Definition
What this term means
A highlighted answer box that appears above the standard organic search results on Google, displaying a direct answer extracted from a web page along with the source URL and page title. Featured snippets can appear as paragraphs, lists, tables, or steps, and are selected by Google's algorithms based on how well a page's content directly answers the user's query.
Why it matters
The business impact
Featured snippets occupy the most prominent position in traditional search results and frequently serve as the source content for AI Overviews and voice search responses. Capturing a featured snippet effectively gives you position zero, appearing before the first organic result.
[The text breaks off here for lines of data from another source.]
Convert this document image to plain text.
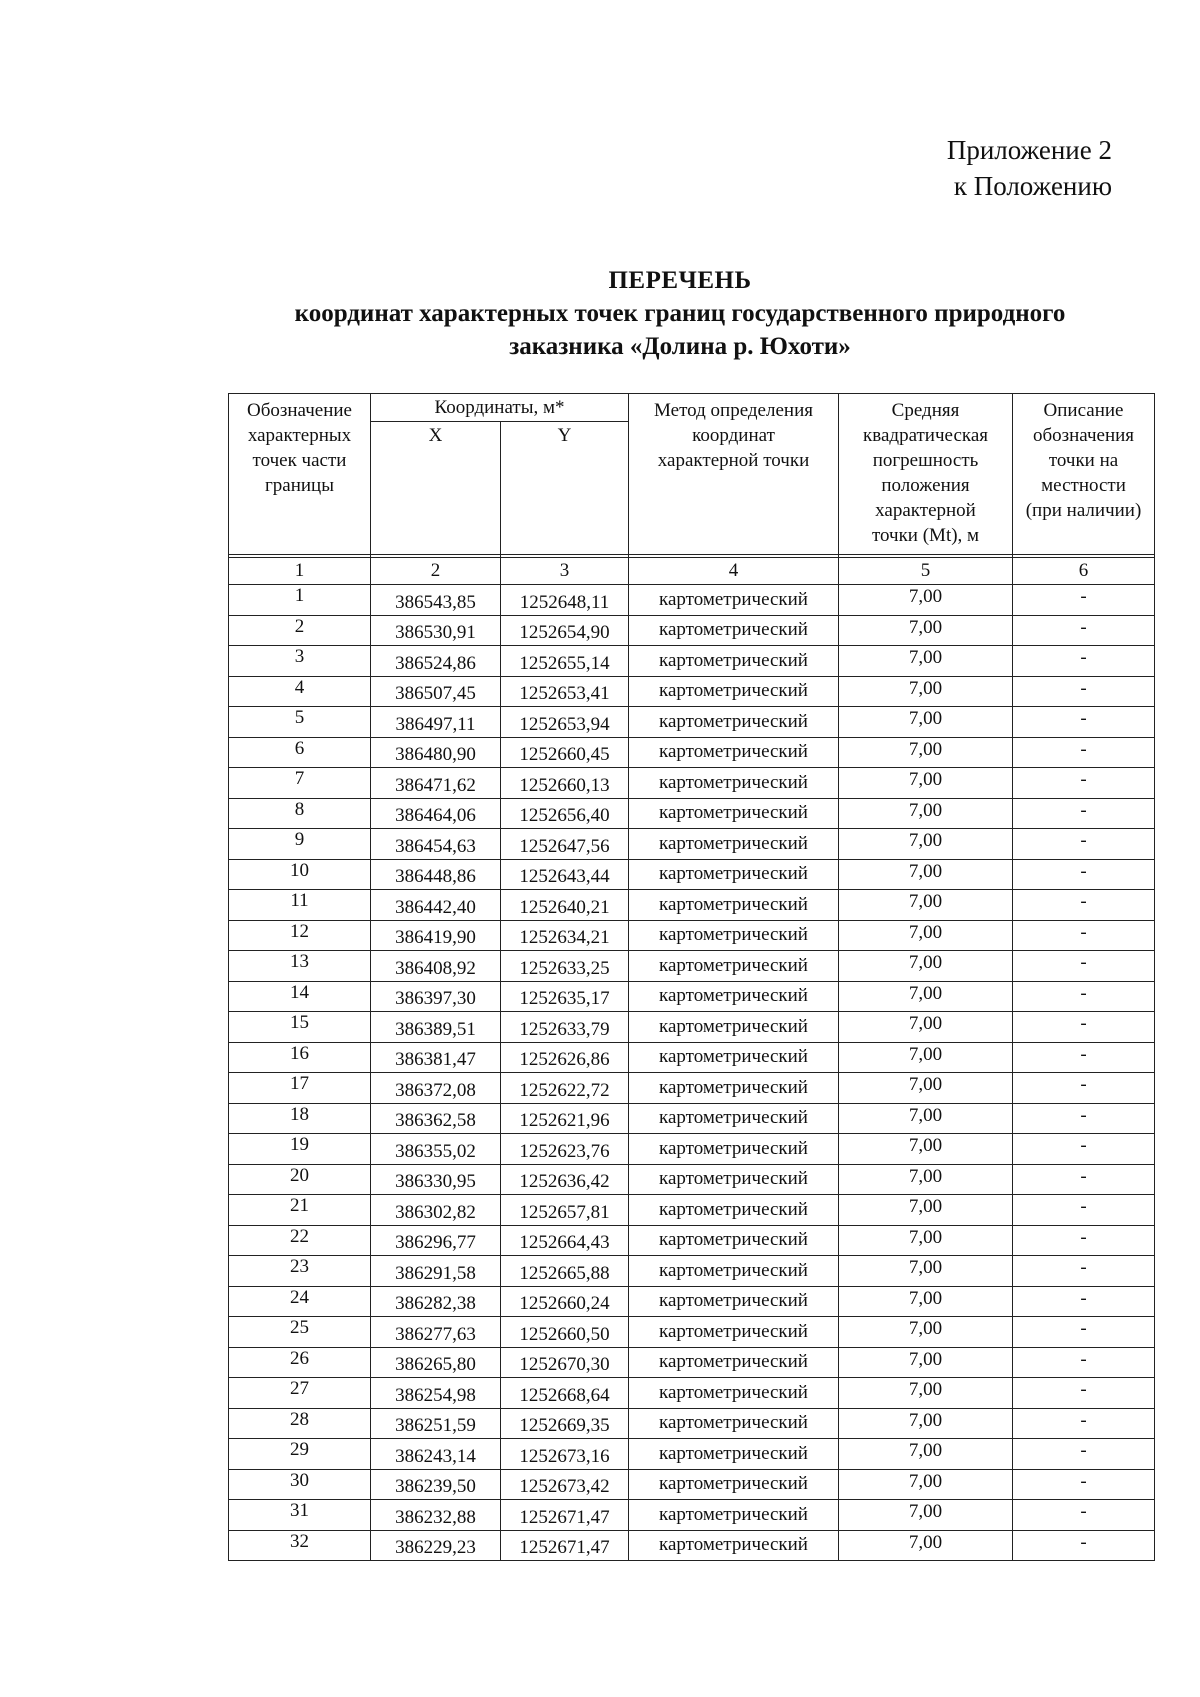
Приложение 2
к Положению
ПЕРЕЧЕНЬ
координат характерных точек границ государственного природного
заказника «Долина р. Юхоти»
Обозначение характерных точек части границы	Координаты, м*		Метод определения координат характерной точки	Средняя квадратическая погрешность положения характерной точки (Mt), м	Описание обозначения точки на местности (при наличии)

	X	Y			

1	2	3	4	5	6
1	386543,85	1252648,11	картометрический	7,00	-
2	386530,91	1252654,90	картометрический	7,00	-
3	386524,86	1252655,14	картометрический	7,00	-
4	386507,45	1252653,41	картометрический	7,00	-
5	386497,11	1252653,94	картометрический	7,00	-
6	386480,90	1252660,45	картометрический	7,00	-
7	386471,62	1252660,13	картометрический	7,00	-
8	386464,06	1252656,40	картометрический	7,00	-
9	386454,63	1252647,56	картометрический	7,00	-
10	386448,86	1252643,44	картометрический	7,00	-
11	386442,40	1252640,21	картометрический	7,00	-
12	386419,90	1252634,21	картометрический	7,00	-
13	386408,92	1252633,25	картометрический	7,00	-
14	386397,30	1252635,17	картометрический	7,00	-
15	386389,51	1252633,79	картометрический	7,00	-
16	386381,47	1252626,86	картометрический	7,00	-
17	386372,08	1252622,72	картометрический	7,00	-
18	386362,58	1252621,96	картометрический	7,00	-
19	386355,02	1252623,76	картометрический	7,00	-
20	386330,95	1252636,42	картометрический	7,00	-
21	386302,82	1252657,81	картометрический	7,00	-
22	386296,77	1252664,43	картометрический	7,00	-
23	386291,58	1252665,88	картометрический	7,00	-
24	386282,38	1252660,24	картометрический	7,00	-
25	386277,63	1252660,50	картометрический	7,00	-
26	386265,80	1252670,30	картометрический	7,00	-
27	386254,98	1252668,64	картометрический	7,00	-
28	386251,59	1252669,35	картометрический	7,00	-
29	386243,14	1252673,16	картометрический	7,00	-
30	386239,50	1252673,42	картометрический	7,00	-
31	386232,88	1252671,47	картометрический	7,00	-
32	386229,23	1252671,47	картометрический	7,00	-
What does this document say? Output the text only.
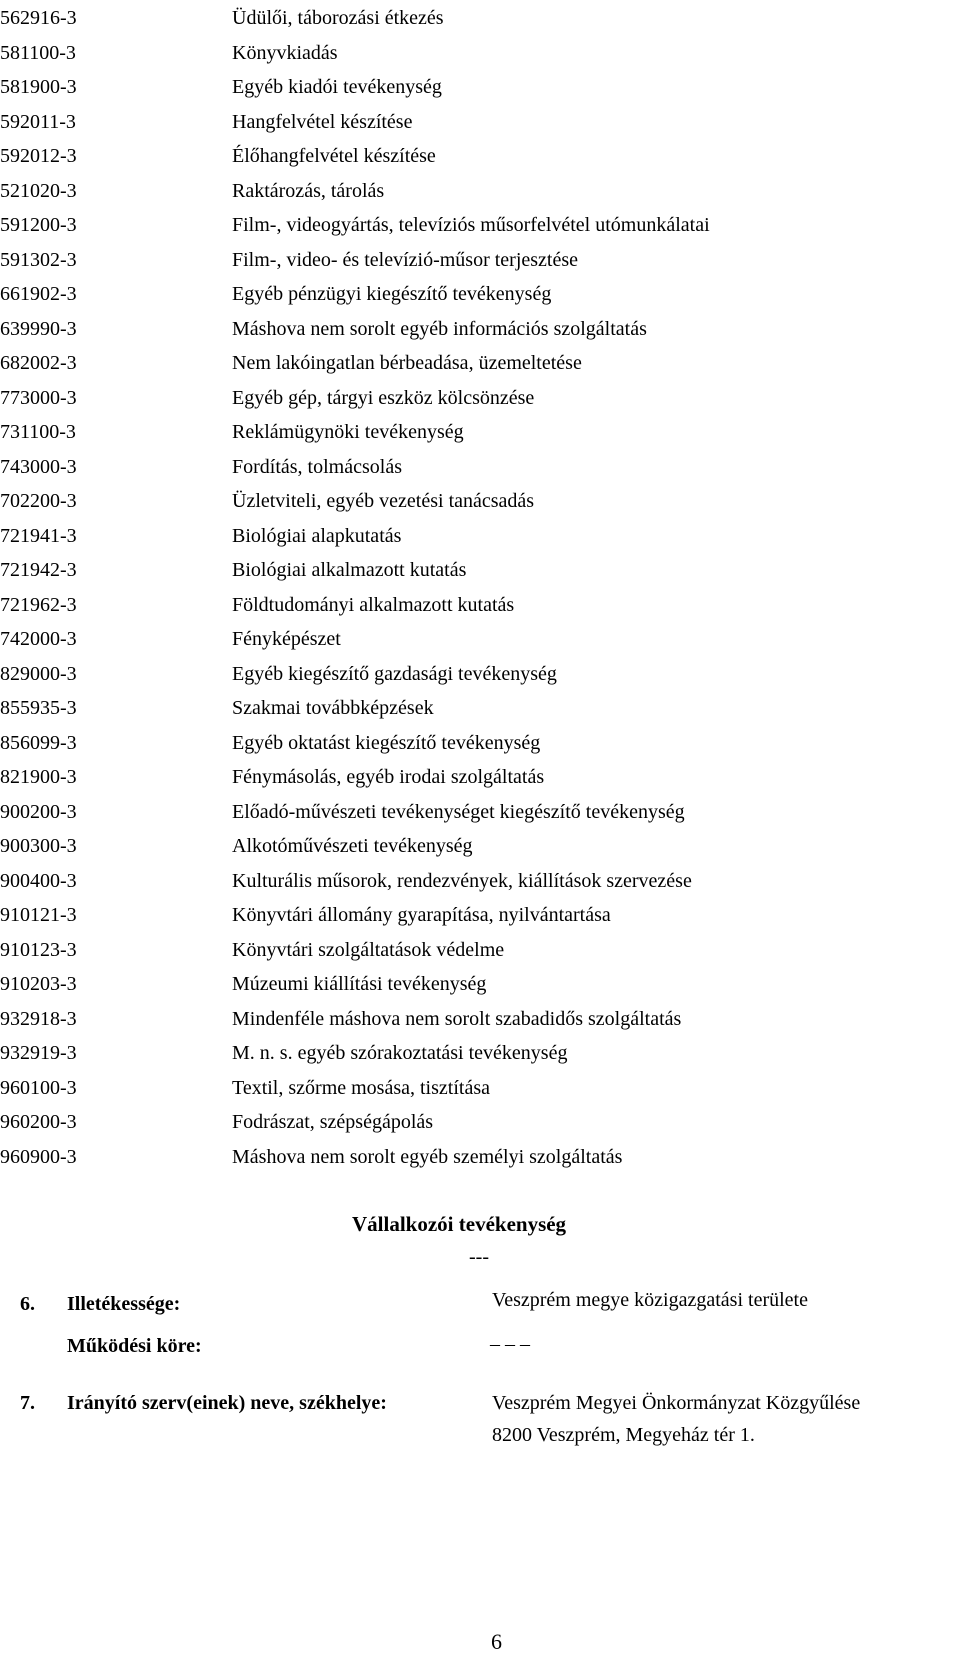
562916-3	Üdülői, táborozási étkezés
581100-3	Könyvkiadás
581900-3	Egyéb kiadói tevékenység
592011-3	Hangfelvétel készítése
592012-3	Élőhangfelvétel készítése
521020-3	Raktározás, tárolás
591200-3	Film-, videogyártás, televíziós műsorfelvétel utómunkálatai
591302-3	Film-, video- és televízió-műsor terjesztése
661902-3	Egyéb pénzügyi kiegészítő tevékenység
639990-3	Máshova nem sorolt egyéb információs szolgáltatás
682002-3	Nem lakóingatlan bérbeadása, üzemeltetése
773000-3	Egyéb gép, tárgyi eszköz kölcsönzése
731100-3	Reklámügynöki tevékenység
743000-3	Fordítás, tolmácsolás
702200-3	Üzletviteli, egyéb vezetési tanácsadás
721941-3	Biológiai alapkutatás
721942-3	Biológiai alkalmazott kutatás
721962-3	Földtudományi alkalmazott kutatás
742000-3	Fényképészet
829000-3	Egyéb kiegészítő gazdasági tevékenység
855935-3	Szakmai továbbképzések
856099-3	Egyéb oktatást kiegészítő tevékenység
821900-3	Fénymásolás, egyéb irodai szolgáltatás
900200-3	Előadó-művészeti tevékenységet kiegészítő tevékenység
900300-3	Alkotóművészeti tevékenység
900400-3	Kulturális műsorok, rendezvények, kiállítások szervezése
910121-3	Könyvtári állomány gyarapítása, nyilvántartása
910123-3	Könyvtári szolgáltatások védelme
910203-3	Múzeumi kiállítási tevékenység
932918-3	Mindenféle máshova nem sorolt szabadidős szolgáltatás
932919-3	M. n. s. egyéb szórakoztatási tevékenység
960100-3	Textil, szőrme mosása, tisztítása
960200-3	Fodrászat, szépségápolás
960900-3	Máshova nem sorolt egyéb személyi szolgáltatás
Vállalkozói tevékenység
---
6. Illetékessége:	Veszprém megye közigazgatási területe
Működési köre:	– – –
7. Irányító szerv(einek) neve, székhelye:	Veszprém Megyei Önkormányzat Közgyűlése
8200 Veszprém, Megyeház tér 1.
6
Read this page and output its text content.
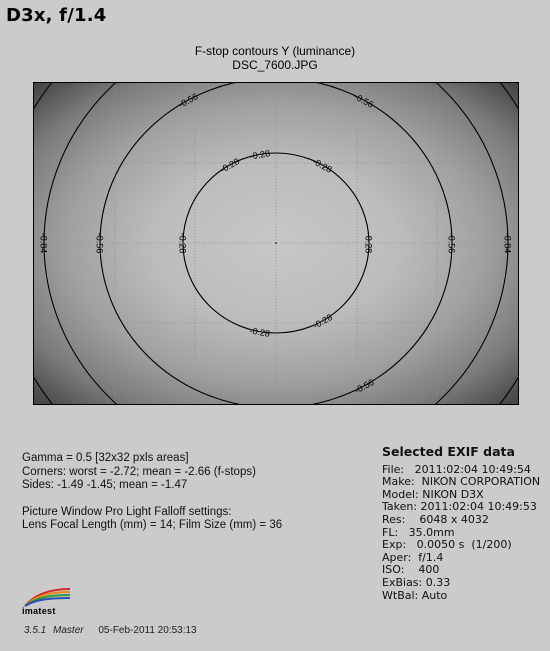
D3x, f/1.4
F-stop contours Y (luminance)
DSC_7600.JPG
-0.28
-0.28
-0.28
-0.28
-0.28
-0.28
-0.28
-0.56
-0.56
-0.56
-0.56
-0.56
-0.84
-0.84
Gamma = 0.5 [32x32 pxls areas]
Corners: worst = -2.72; mean = -2.66 (f-stops)
Sides: -1.49 -1.45; mean = -1.47
Picture Window Pro Light Falloff settings:
Lens Focal Length (mm) = 14; Film Size (mm) = 36
Selected EXIF data
File:   2011:02:04 10:49:54
Make:  NIKON CORPORATION
Model: NIKON D3X
Taken: 2011:02:04 10:49:53
Res:    6048 x 4032
FL:   35.0mm
Exp:   0.0050 s  (1/200)
Aper:  f/1.4
ISO:    400
ExBias: 0.33
WtBal: Auto
imatest
3.5.1 Master 05-Feb-2011 20:53:13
This position is particularly valuable because the content within featured snippets is often directly used by AI systems when generating their own responses.
Used in context
How you might use this term
“A fintech company structured their product comparison pages using clear tables and concise paragraph answers optimised for featured snippet capture. They won featured snippets for 15 high-value comparison queries, and their content was subsequently used as a source in Google's AI Overviews for those same queries.”
Related terms
Explore connected concepts
Zero-Click Search
A search query where the user finds their answer directly on the search results page, through AI Overviews, featured snippets, knowledge panels, or other SERP features, without clicking through to any website. Research suggests that over 60% of Google searches now result in zero clicks, a trend accelerated by the introduction of AI-generated summaries at the top of search results.
Structured Data
Machine-readable code embedded in web pages that explicitly defines entities, attributes, and relationships using a standardised vocabulary. JSON-LD (JavaScript Object Notation for Linked Data) is the preferred format. It sits in a script tag on the page and tells AI systems exactly what the page is about: the organisation behind it, the author's credentials, the product details, the article's topic, and more.
Schema Markup
A standardised vocabulary maintained by Schema.org, a collaboration between Google, Microsoft, Yahoo, and Yandex, that provides a common language for structured data on the web. Schema markup defines hundreds of entity types (Organisation, Product, Article, Person, Event, etc.) and their properties, enabling web publishers to describe their content in a way that any search engine or AI system can understand.